I wasn't expecting the Noctua NT-H1 to out-perform Arctic Silver 5 (AS5) during the tests, but it did when the system was overclocked and producing the highest heatload, albeit by a very slim margin.

The reasoning behind my doubts is the NT-H1 paste appears thicker than AS5, and I thought the resulting layer of thermal compound material between the CPU and the water block would be thicker when using Noctua's paste. This isn't the case and both NT-H1 and AS5 spread out to a very thin layer.

When using the NT-H1 on bare silicon chipset dies, I also thought the thickness would be a problem after my experience with Coolermaster's Premium Thermal Compound. The NT-H1 is quite viscous, certainly more than all the other pastes in the test, but the consistency is extremely smooth, so it is very easy to spread over a silicon die using a razor edge, quite effortless to achieve a thin and even layer in fact.

The biggest surprise during testing was just how much better the NT-H1 is compared with other cooling companies thermal compounds. Granted, some of the companies have newer, improved thermal pastes, but the large difference in performance really underlines the importance of choosing an efficient thermal paste, especially for overclocked machines.

The NT-H1 is currently $8.99 at a number of US retailers. AS5 has been around a lot longer and is available at a much larger number of retailers at price ranging from $4.99 to 9.99 for the standard size syringe. Comparing the NT-H1 to the standard size AS5 in terms of quantity, the 1.4ml of appears to be just slightly more volume than the 3.5g of AS5. It's very close, and Jakob from Noctua cleared this up for me: "AS5 comes in tubes of 3.5g. The density of AS5 is 4.1g/cm³, so it only offers a volume of about 0,85cm³ (0,85ml). NT-H1 has a density of 2.49g/cm³, so our 3.5g tube gives you 1.4cm³ (1.4ml) of paste to work with. So while NT-H1 may be slightly more expensive, you should also get more applications out of one tube." - This works out to around 65% more thermal paste in favour of the NT-H1.

So, the NT-H1 is a better performer than AS5 (only just), but you can find AS5 cheaper in the US, while in the UK, the price difference is a lot smaller. AS5 can be found as low as £4.00, and NT-H1 at £4.25. But, with the NT-H1, you get substantially more thermal compound than the AS5 3.5g tube.

As the NT-H1 beats AS5 by 1°C, and you get more paste for a similar price, the Noctua NT-H1 is the better deal for CPU cooling.

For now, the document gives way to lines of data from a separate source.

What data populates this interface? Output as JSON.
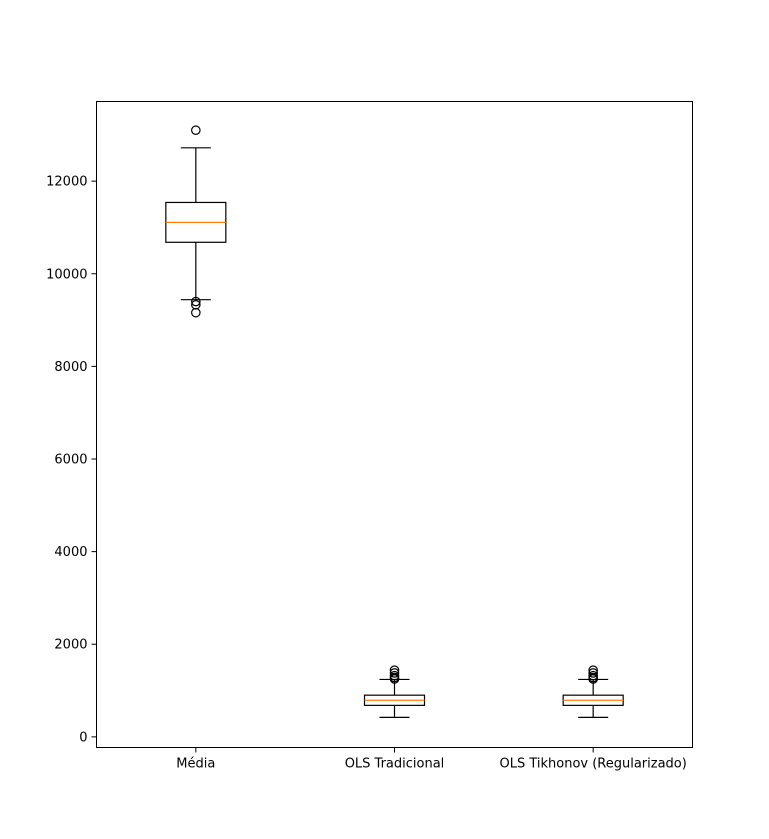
{
  "chart_data": {
    "type": "boxplot",
    "title": "",
    "xlabel": "",
    "ylabel": "",
    "ylim": [
      -230,
      13720
    ],
    "yticks": [
      0,
      2000,
      4000,
      6000,
      8000,
      10000,
      12000
    ],
    "categories": [
      "Média",
      "OLS Tradicional",
      "OLS Tikhonov (Regularizado)"
    ],
    "boxes": [
      {
        "name": "Média",
        "whislo": 9440,
        "q1": 10680,
        "med": 11110,
        "q3": 11540,
        "whishi": 12720,
        "fliers": [
          13100,
          9400,
          9330,
          9160
        ]
      },
      {
        "name": "OLS Tradicional",
        "whislo": 420,
        "q1": 680,
        "med": 790,
        "q3": 900,
        "whishi": 1240,
        "fliers": [
          1250,
          1280,
          1320,
          1380,
          1440
        ]
      },
      {
        "name": "OLS Tikhonov (Regularizado)",
        "whislo": 420,
        "q1": 680,
        "med": 790,
        "q3": 900,
        "whishi": 1240,
        "fliers": [
          1250,
          1280,
          1320,
          1380,
          1440
        ]
      }
    ],
    "colors": {
      "box": "#000000",
      "median": "#ff7f0e",
      "flier": "#000000"
    },
    "grid": false,
    "legend": "none"
  }
}
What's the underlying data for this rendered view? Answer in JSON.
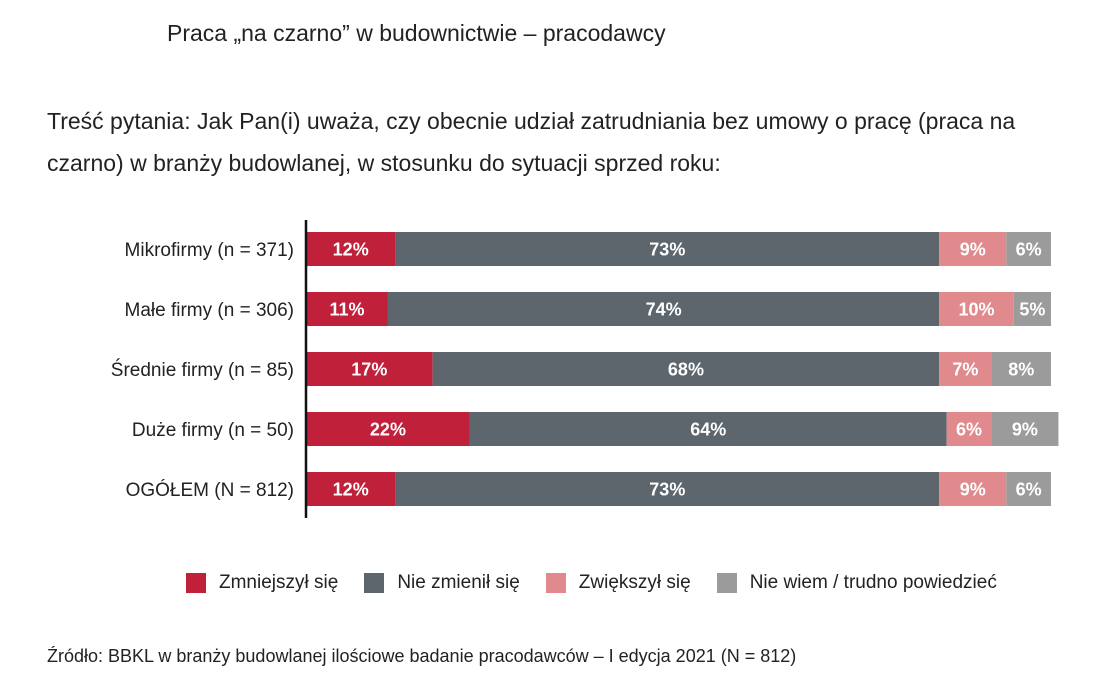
{
  "header": {
    "title": "Praca „na czarno” w budownictwie – pracodawcy",
    "question": "Treść pytania: Jak Pan(i) uważa, czy obecnie udział zatrudniania bez umowy o pracę (praca na czarno) w branży budowlanej, w stosunku do sytuacji sprzed roku:"
  },
  "colors": {
    "decreased": "#c0203a",
    "unchanged": "#5d666d",
    "increased": "#e08a8d",
    "dont_know": "#9b9b9b"
  },
  "chart_data": {
    "type": "bar",
    "orientation": "horizontal",
    "stacked": true,
    "percent": true,
    "categories": [
      "Mikrofirmy (n = 371)",
      "Małe firmy (n = 306)",
      "Średnie firmy (n = 85)",
      "Duże firmy (n = 50)",
      "OGÓŁEM (N = 812)"
    ],
    "series": [
      {
        "name": "Zmniejszył się",
        "key": "decreased",
        "values": [
          12,
          11,
          17,
          22,
          12
        ]
      },
      {
        "name": "Nie zmienił się",
        "key": "unchanged",
        "values": [
          73,
          74,
          68,
          64,
          73
        ]
      },
      {
        "name": "Zwiększył się",
        "key": "increased",
        "values": [
          9,
          10,
          7,
          6,
          9
        ]
      },
      {
        "name": "Nie wiem / trudno powiedzieć",
        "key": "dont_know",
        "values": [
          6,
          5,
          8,
          9,
          6
        ]
      }
    ],
    "xlim": [
      0,
      100
    ],
    "legend_position": "bottom"
  },
  "legend": {
    "items": [
      {
        "label": "Zmniejszył się",
        "key": "decreased"
      },
      {
        "label": "Nie zmienił się",
        "key": "unchanged"
      },
      {
        "label": "Zwiększył się",
        "key": "increased"
      },
      {
        "label": "Nie wiem / trudno powiedzieć",
        "key": "dont_know"
      }
    ]
  },
  "footer": {
    "source": "Źródło: BBKL w branży budowlanej ilościowe badanie pracodawców – I edycja 2021 (N = 812)"
  }
}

Which thermal paste do I personally prefer? It's actually still AS5, even though it loses out to NT-H1, the consistency is wetter than NT-H1. Spreading AS5 is like spreading mayonnaise, whereas NT-H1 is sort of like a very smooth clay texture. The thinner consistency of AS5 makes it easier to apply in situations that require spreading (Northbridge, Southbridge, GDDR, GPU, etc) so while NT-H1 takes the performance crown for CPU cooling, it's not quite as good as an all-round thermal compound solution in my opinion. (Update: since the production of this review sample, Noctua have modified the formula of NT-H1 slightly, so that it is easier to spread).